Over the last decade the cost-of-living adjustment (COLA) increase has averaged about 3.1 percent. The COLA was 2.5 percent in 2025.
Nearly 71 million Social Security beneficiaries will see a 2.8 percent COLA beginning in January 2026. Increased payments to nearly 7.5 million people receiving SSI will begin on December 31, 2025. (Note: Some people receive both Social Security benefits and SSI).
“Social Security is a promise kept, and the annual cost-of-living adjustment is one way we are working to make sure benefits reflect today’s economic realities and continue to provide a foundation of security,” said Social Security Administration Commissioner Frank J. Bisignano. “The cost-of-living adjustment is a vital part of how Social Security delivers on its mission.”
Other adjustments that take effect in January of each year are based on the increase in average wages. Based on that increase, the maximum amount of earnings subject to the Social Security tax (taxable maximum) is slated to increase to $184,500 from $176,100.
Social Security begins notifying people about their new benefit amount by mail starting in early December 2025.
Similar to last year, Social Security beneficiaries will receive a simplified, one-page COLA notice, which uses plain and personalized language, and provides exact dates and dollar amounts of an individual’s new benefit amount and any deductions.

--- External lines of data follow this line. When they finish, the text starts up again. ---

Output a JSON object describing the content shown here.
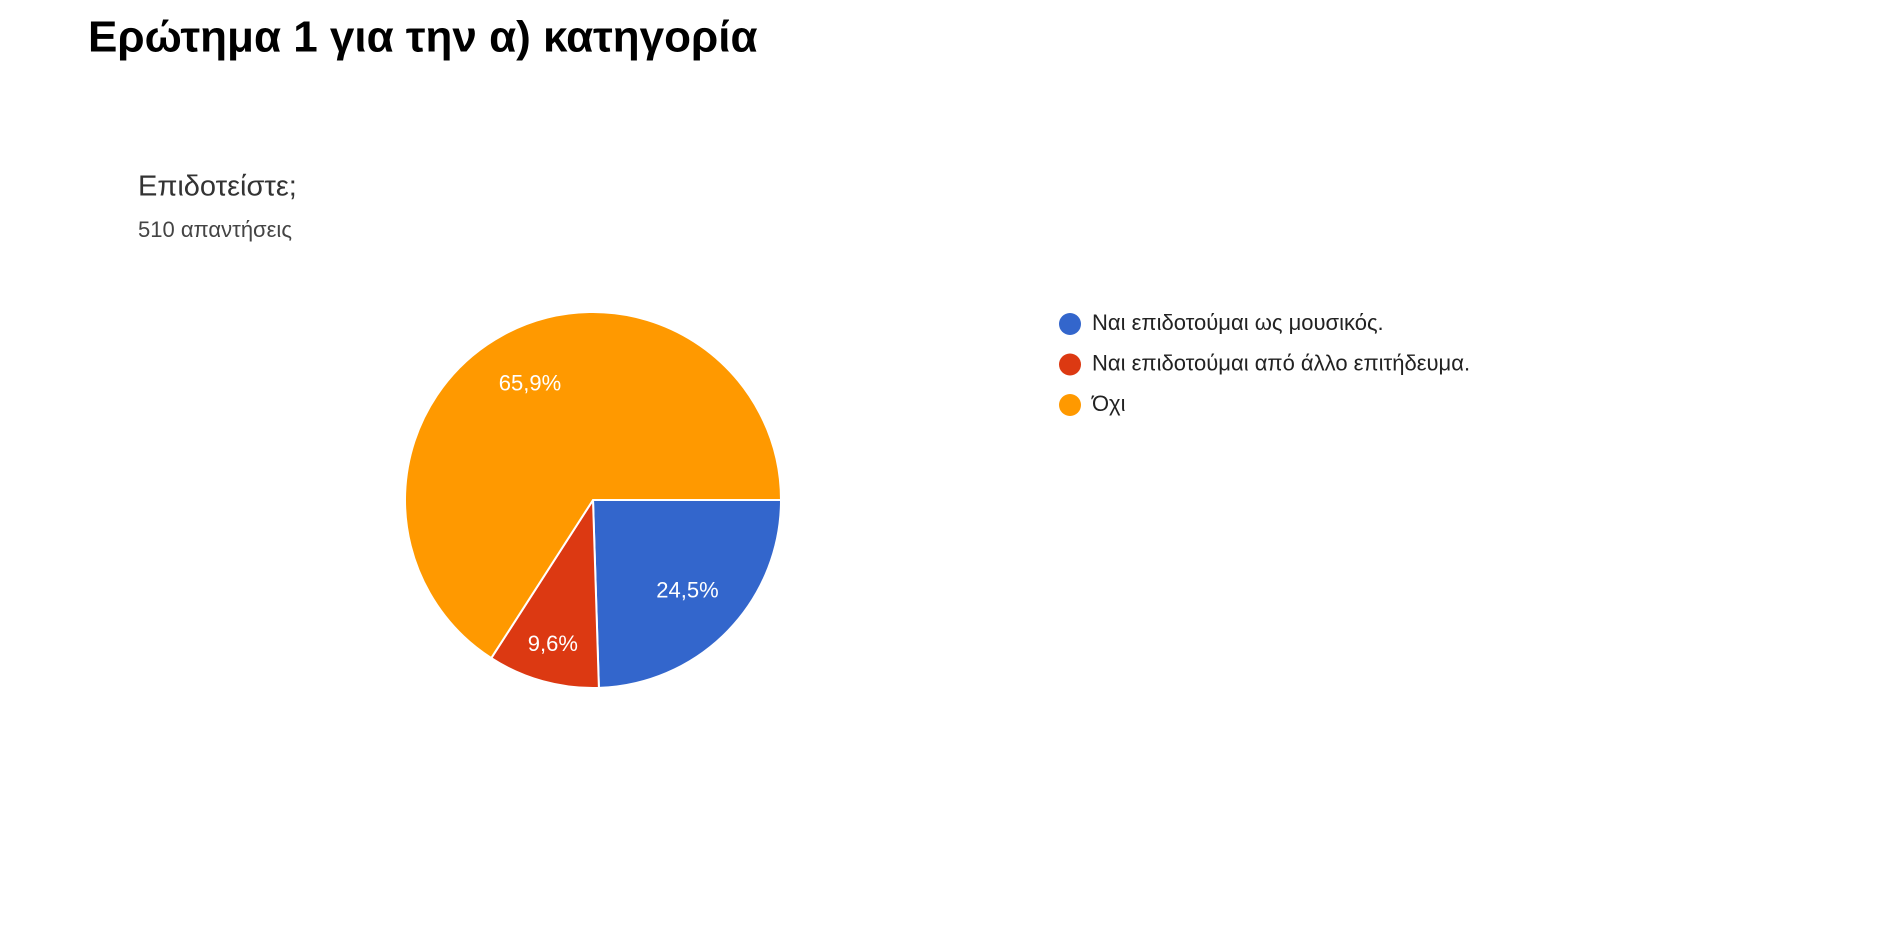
{
  "header": {
    "title": "Ερώτημα 1 για την α) κατηγορία"
  },
  "chart_data": {
    "type": "pie",
    "title": "Επιδοτείστε;",
    "subtitle": "510 απαντήσεις",
    "categories": [
      "Ναι επιδοτούμαι ως μουσικός.",
      "Ναι επιδοτούμαι από άλλο επιτήδευμα.",
      "Όχι"
    ],
    "values": [
      24.5,
      9.6,
      65.9
    ],
    "value_labels": [
      "24,5%",
      "9,6%",
      "65,9%"
    ],
    "colors": [
      "#3366cc",
      "#dc3912",
      "#ff9900"
    ],
    "legend": "right"
  }
}
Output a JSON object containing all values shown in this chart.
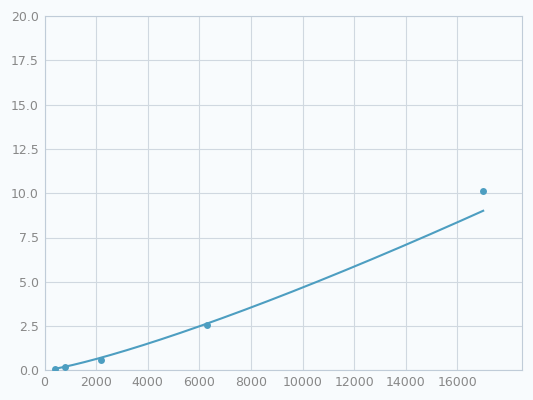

Individuals who have mySocial Security accounts can view their COLA notices online, which is secure, easy, and faster than receiving a letter in the mail. Account holders can set up text or email alerts when they receive a new message, such as their COLA notice.
To receive a COLA notice online, individuals will need to create or sign in to their personal mySocial Security account and opt out of paper notices by November 19, 2025. Go Digital! Create an account today at www.ssa.gov/myaccount. An online mySocial Security account also gives individuals access to request a replacement Social Security card, view their claim status and benefits, and view their SSA-1099.
Information about Medicare changes for 2026 will be available at www.medicare.gov. For Medicare enrollees, the 2026 premium amount will be available via mySocial Security Message Center starting in late November. Individuals who have not opted to receive messages online will receive their COLA notice by mail in December.
The Social Security Act provides for how the COLA is calculated. The Social Security Act ties the annual COLA to the increase in the Consumer Price Index for Urban Wage Earners and Clerical Workers (CPI-W) as determined by the Department of Labor’s Bureau of Labor Statistics.